Sambasunda adalah kelompok musik tradisi, kreasi, dan
kontemporer yang garapan-garapannya mengakar pada seni tradisi Indonesia. Aktivitasnya
mencakup produksi rekaman, pelatihan, pertunjukan serta konservasi musik
tradisi. Ruang lingkup aktivitas Sambasunda lebih banyak menampilkan karya
musikal. Namun tidak hanya itu, Sambasunda sering pula melibatkan
garapan-garapan seni pertunjukan lain, seperti tari dan teater.

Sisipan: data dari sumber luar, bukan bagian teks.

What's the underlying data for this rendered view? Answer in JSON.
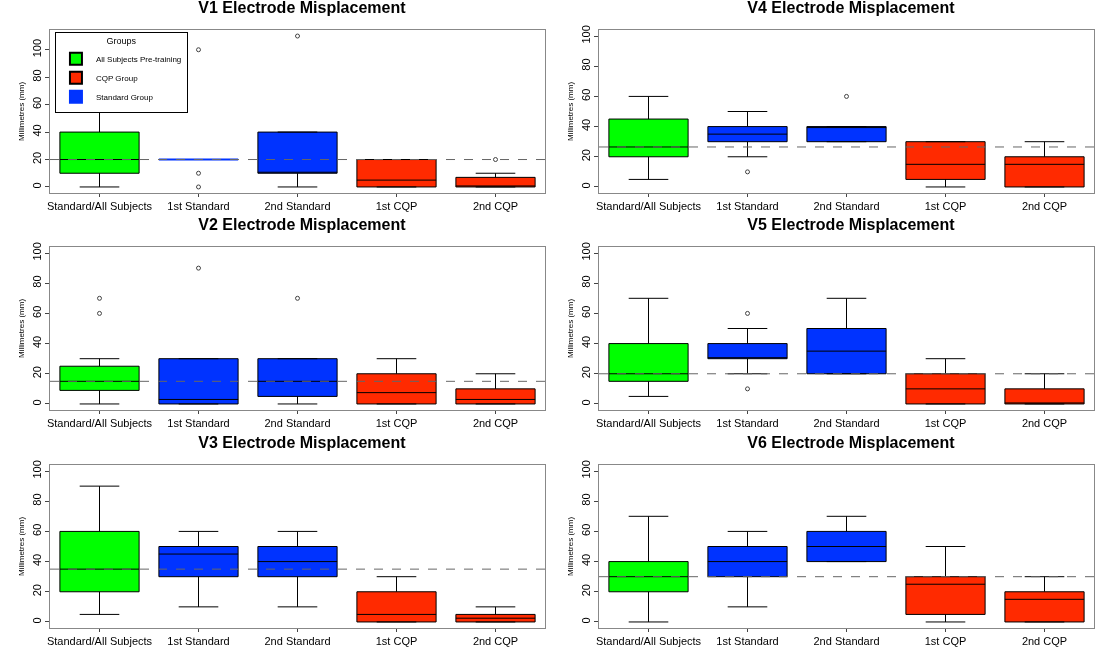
{
  "chart_data": [
    {
      "type": "box",
      "title": "V1 Electrode Misplacement",
      "ylabel": "Millimetres (mm)",
      "categories": [
        "Standard/All Subjects",
        "1st Standard",
        "2nd Standard",
        "1st CQP",
        "2nd CQP"
      ],
      "ylim": [
        -4.4,
        114.4
      ],
      "yticks": [
        0,
        20,
        40,
        60,
        80,
        100
      ],
      "grid": false,
      "legend": "top left",
      "legend_title": "Groups",
      "ref_lines": [
        {
          "axis": "y",
          "value": 20,
          "line_style": "dashed"
        }
      ],
      "series": [
        {
          "name": "All Subjects Pre-training",
          "color": "#00ff00",
          "boxes": [
            {
              "low": 0,
              "q1": 10,
              "median": 20,
              "q3": 40,
              "high": 70
            },
            null,
            null,
            null,
            null
          ]
        },
        {
          "name": "CQP Group",
          "color": "#ff2a00",
          "boxes": [
            null,
            null,
            null,
            {
              "low": 0,
              "q1": 0,
              "median": 5,
              "q3": 20,
              "high": 20
            },
            {
              "low": 0,
              "q1": 0,
              "median": 0,
              "q3": 7,
              "high": 10,
              "outliers": [
                20
              ]
            }
          ]
        },
        {
          "name": "Standard Group",
          "color": "#0033ff",
          "boxes": [
            null,
            {
              "low": 20,
              "q1": 20,
              "median": 20,
              "q3": 20,
              "high": 20,
              "outliers": [
                0,
                10,
                100
              ]
            },
            {
              "low": 0,
              "q1": 10,
              "median": 10,
              "q3": 40,
              "high": 40,
              "outliers": [
                110
              ]
            },
            null,
            null
          ]
        }
      ]
    },
    {
      "type": "box",
      "title": "V4 Electrode Misplacement",
      "ylabel": "Millimetres (mm)",
      "categories": [
        "Standard/All Subjects",
        "1st Standard",
        "2nd Standard",
        "1st CQP",
        "2nd CQP"
      ],
      "ylim": [
        -4,
        104
      ],
      "yticks": [
        0,
        20,
        40,
        60,
        80,
        100
      ],
      "grid": false,
      "ref_lines": [
        {
          "axis": "y",
          "value": 26.5,
          "line_style": "dashed"
        }
      ],
      "series": [
        {
          "color": "#00ff00",
          "boxes": [
            {
              "low": 5,
              "q1": 20,
              "median": 26.5,
              "q3": 45,
              "high": 60
            },
            null,
            null,
            null,
            null
          ]
        },
        {
          "color": "#ff2a00",
          "boxes": [
            null,
            null,
            null,
            {
              "low": 0,
              "q1": 5,
              "median": 15,
              "q3": 30,
              "high": 30
            },
            {
              "low": 0,
              "q1": 0,
              "median": 15,
              "q3": 20,
              "high": 30
            }
          ]
        },
        {
          "color": "#0033ff",
          "boxes": [
            null,
            {
              "low": 20,
              "q1": 30,
              "median": 35,
              "q3": 40,
              "high": 50,
              "outliers": [
                10
              ]
            },
            {
              "low": 30,
              "q1": 30,
              "median": 40,
              "q3": 40,
              "high": 40,
              "outliers": [
                60
              ]
            },
            null,
            null
          ]
        }
      ]
    },
    {
      "type": "box",
      "title": "V2 Electrode Misplacement",
      "ylabel": "Millimetres (mm)",
      "categories": [
        "Standard/All Subjects",
        "1st Standard",
        "2nd Standard",
        "1st CQP",
        "2nd CQP"
      ],
      "ylim": [
        -4,
        104
      ],
      "yticks": [
        0,
        20,
        40,
        60,
        80,
        100
      ],
      "grid": false,
      "ref_lines": [
        {
          "axis": "y",
          "value": 15,
          "line_style": "dashed"
        }
      ],
      "series": [
        {
          "color": "#00ff00",
          "boxes": [
            {
              "low": 0,
              "q1": 9,
              "median": 15,
              "q3": 25,
              "high": 30,
              "outliers": [
                60,
                70
              ]
            },
            null,
            null,
            null,
            null
          ]
        },
        {
          "color": "#ff2a00",
          "boxes": [
            null,
            null,
            null,
            {
              "low": 0,
              "q1": 0,
              "median": 7.5,
              "q3": 20,
              "high": 30
            },
            {
              "low": 0,
              "q1": 0,
              "median": 3,
              "q3": 10,
              "high": 20
            }
          ]
        },
        {
          "color": "#0033ff",
          "boxes": [
            null,
            {
              "low": 0,
              "q1": 0,
              "median": 3,
              "q3": 30,
              "high": 30,
              "outliers": [
                90
              ]
            },
            {
              "low": 0,
              "q1": 5,
              "median": 15,
              "q3": 30,
              "high": 30,
              "outliers": [
                70
              ]
            },
            null,
            null
          ]
        }
      ]
    },
    {
      "type": "box",
      "title": "V5 Electrode Misplacement",
      "ylabel": "Millimetres (mm)",
      "categories": [
        "Standard/All Subjects",
        "1st Standard",
        "2nd Standard",
        "1st CQP",
        "2nd CQP"
      ],
      "ylim": [
        -4,
        104
      ],
      "yticks": [
        0,
        20,
        40,
        60,
        80,
        100
      ],
      "grid": false,
      "ref_lines": [
        {
          "axis": "y",
          "value": 20,
          "line_style": "dashed"
        }
      ],
      "series": [
        {
          "color": "#00ff00",
          "boxes": [
            {
              "low": 5,
              "q1": 15,
              "median": 20,
              "q3": 40,
              "high": 70
            },
            null,
            null,
            null,
            null
          ]
        },
        {
          "color": "#ff2a00",
          "boxes": [
            null,
            null,
            null,
            {
              "low": 0,
              "q1": 0,
              "median": 10,
              "q3": 20,
              "high": 30
            },
            {
              "low": 0,
              "q1": 0,
              "median": 0,
              "q3": 10,
              "high": 20
            }
          ]
        },
        {
          "color": "#0033ff",
          "boxes": [
            null,
            {
              "low": 20,
              "q1": 30,
              "median": 30,
              "q3": 40,
              "high": 50,
              "outliers": [
                10,
                60
              ]
            },
            {
              "low": 20,
              "q1": 20,
              "median": 35,
              "q3": 50,
              "high": 70
            },
            null,
            null
          ]
        }
      ]
    },
    {
      "type": "box",
      "title": "V3 Electrode Misplacement",
      "ylabel": "Millimetres (mm)",
      "categories": [
        "Standard/All Subjects",
        "1st Standard",
        "2nd Standard",
        "1st CQP",
        "2nd CQP"
      ],
      "ylim": [
        -4,
        104
      ],
      "yticks": [
        0,
        20,
        40,
        60,
        80,
        100
      ],
      "grid": false,
      "ref_lines": [
        {
          "axis": "y",
          "value": 35,
          "line_style": "dashed"
        }
      ],
      "series": [
        {
          "color": "#00ff00",
          "boxes": [
            {
              "low": 5,
              "q1": 20,
              "median": 35,
              "q3": 60,
              "high": 90
            },
            null,
            null,
            null,
            null
          ]
        },
        {
          "color": "#ff2a00",
          "boxes": [
            null,
            null,
            null,
            {
              "low": 0,
              "q1": 0,
              "median": 5,
              "q3": 20,
              "high": 30
            },
            {
              "low": 0,
              "q1": 0,
              "median": 2.5,
              "q3": 5,
              "high": 10
            }
          ]
        },
        {
          "color": "#0033ff",
          "boxes": [
            null,
            {
              "low": 10,
              "q1": 30,
              "median": 45,
              "q3": 50,
              "high": 60
            },
            {
              "low": 10,
              "q1": 30,
              "median": 40,
              "q3": 50,
              "high": 60
            },
            null,
            null
          ]
        }
      ]
    },
    {
      "type": "box",
      "title": "V6 Electrode Misplacement",
      "ylabel": "Millimetres (mm)",
      "categories": [
        "Standard/All Subjects",
        "1st Standard",
        "2nd Standard",
        "1st CQP",
        "2nd CQP"
      ],
      "ylim": [
        -4,
        104
      ],
      "yticks": [
        0,
        20,
        40,
        60,
        80,
        100
      ],
      "grid": false,
      "ref_lines": [
        {
          "axis": "y",
          "value": 30,
          "line_style": "dashed"
        }
      ],
      "series": [
        {
          "color": "#00ff00",
          "boxes": [
            {
              "low": 0,
              "q1": 20,
              "median": 30,
              "q3": 40,
              "high": 70
            },
            null,
            null,
            null,
            null
          ]
        },
        {
          "color": "#ff2a00",
          "boxes": [
            null,
            null,
            null,
            {
              "low": 0,
              "q1": 5,
              "median": 25,
              "q3": 30,
              "high": 50
            },
            {
              "low": 0,
              "q1": 0,
              "median": 15,
              "q3": 20,
              "high": 30
            }
          ]
        },
        {
          "color": "#0033ff",
          "boxes": [
            null,
            {
              "low": 10,
              "q1": 30,
              "median": 40,
              "q3": 50,
              "high": 60
            },
            {
              "low": 40,
              "q1": 40,
              "median": 50,
              "q3": 60,
              "high": 70
            },
            null,
            null
          ]
        }
      ]
    }
  ]
}
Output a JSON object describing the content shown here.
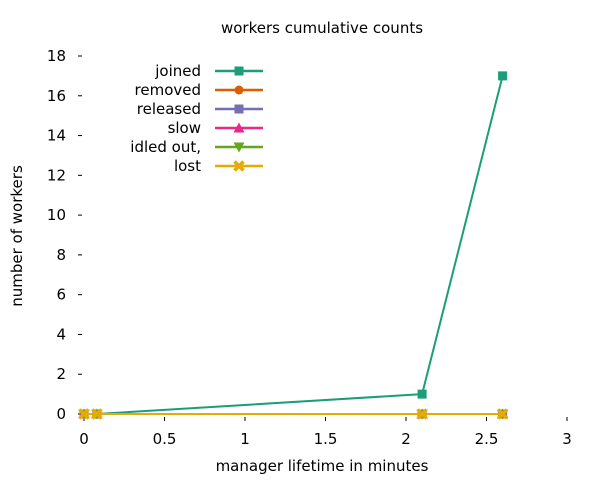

Sambasunda didirikan oleh Ismet Ruchimat, dkk. Pada tahun 1990
di Bandung. Bandung yang merupakan menjadi pusat kebudayaan Jawa Barat ini
merupakan lokalitas dari Sambasunda. Lokalitas budaya sendiri merupakan sebuah
wilayah yang masyarakatnya secara mandiri dan arbitrer bertindak sebagai pelaku
dan pendukung kebudayaan tertentu. Atau komunitas itu mengklaim sebagai warga
yang mendiami wilayah tertentu, merasa sebagai pemilik—pendukung kebudayaan
tertentu, dan bergerak dalam sebuah komunitas dengan sejumlah sentimen, emosi,
harapan, dan pandangan hidup yang direpresentasikan melalui kesamaan bahasa dan
perilaku dalam tata kehidupan sehari-hari.
Sambasunda
merupakan salah satu kelompok musik dari Bandung yang sudah menjadi world music. Sedangkan world music sendiri merupakan salah satu
dampak dari globalitas. Istilah globalisasi adalah transformasi
yang signifikan. Tradisi budaya seperti musik tradisional mungkin hilang atau
berubah menjadi tradisi gabungan. Globalisasi mampu menciptakan keadaan darurat
dalam rangka melestarikan musik. Globalisasi
mendorong fenomena World Music dengan
izin rekaman musik di suatu tempat untuk mencapai pendengar di dunia Barat yang
ingin mencari ide-ide baru dan suara. Sebagai contoh, banyak musisi barat yang
telah mengadopsi inovasi yang berasal dari budaya lain.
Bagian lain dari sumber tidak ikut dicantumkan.